A federal court in Mississippi has dismissed with prejudice a lawsuit filed by property owners against several insurers and oil companies, alleging that defendants’ activities contributed to global warming that ultimately led to conditions which caused Hurricane Katrina and the resulting damage. Comer v. Murphy Oil USA, Inc., No. 11-220 (S.D. Miss. 3/20/12).

In a prior lawsuit filed in 2005, plaintiffs alleged that byproducts oil companies released into the air led to the development and increase of global warming and that the insurers wrongfully denied insurance coverage for damages plaintiffs incurred during Hurricane Katrina. In several amendments to the complaint, plaintiffs added chemical manufacturers and mortgage, electric and coal companies as defendants.  

In 2007, the district court dismissed plaintiffs’ lawsuit, ruling that plaintiffs’ claims were non-justiciable. In 2009, the Fifth Circuit reversed in part as to the state-based claims of public and private nuisance, trespass and negligence. After the plaintiffs filed a petition for rehearing en banc, several Fifth Circuit judges were disqualified, and the appeal was dismissed due to loss of a quorum. On May 27, 2011, a number of former plaintiffs filed the present lawsuit against several oil, coal, electric, and chemical companies alleging public and private nuisance, trespass and negligence. They also sought a declaratory judgment that the Clean Air Act (CAA) did not preempt their state-law tort claims.

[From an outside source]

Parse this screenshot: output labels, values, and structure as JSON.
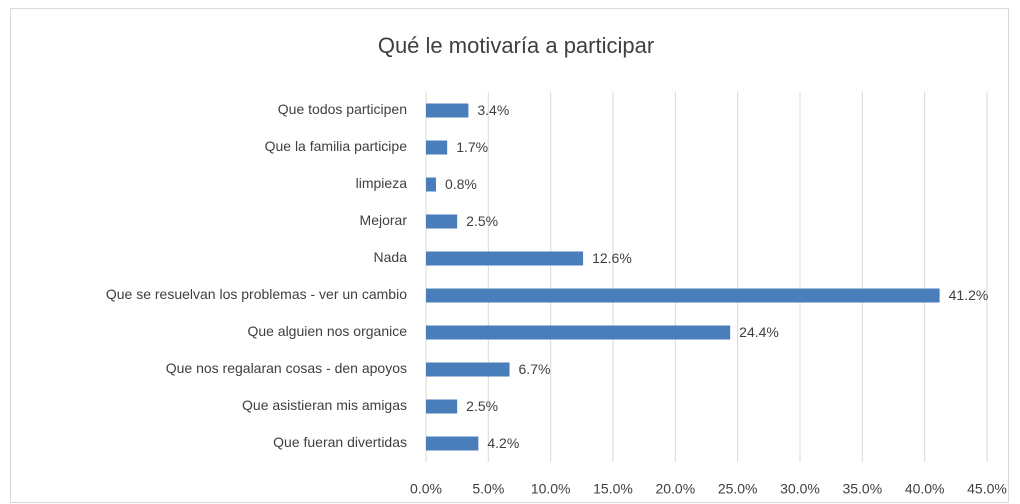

The court ruled that plaintiffs lacked standing to sue, the CAA preempts the plaintiffs’ claims and the suit posed a political question that should be decided by the legislature and regulators. The court held that the Mississippi property owners cannot prove that the companies’ particular emissions caused their property damage. According to the court, “[a]t most, the plaintiffs can argue that the types of emissions released by the defendants, when combined with similar emissions released over an extended period of time by innumerable manmade and naturally-occurring sources encompassing the entire planet may have contributed to global warming, which caused sea temperatures to rise, which in turn caused glaciers and icebergs to melt, which caused sea levels to rise, which may have strengthened Hurricane Katrina, which damaged the plaintiffs’ property.”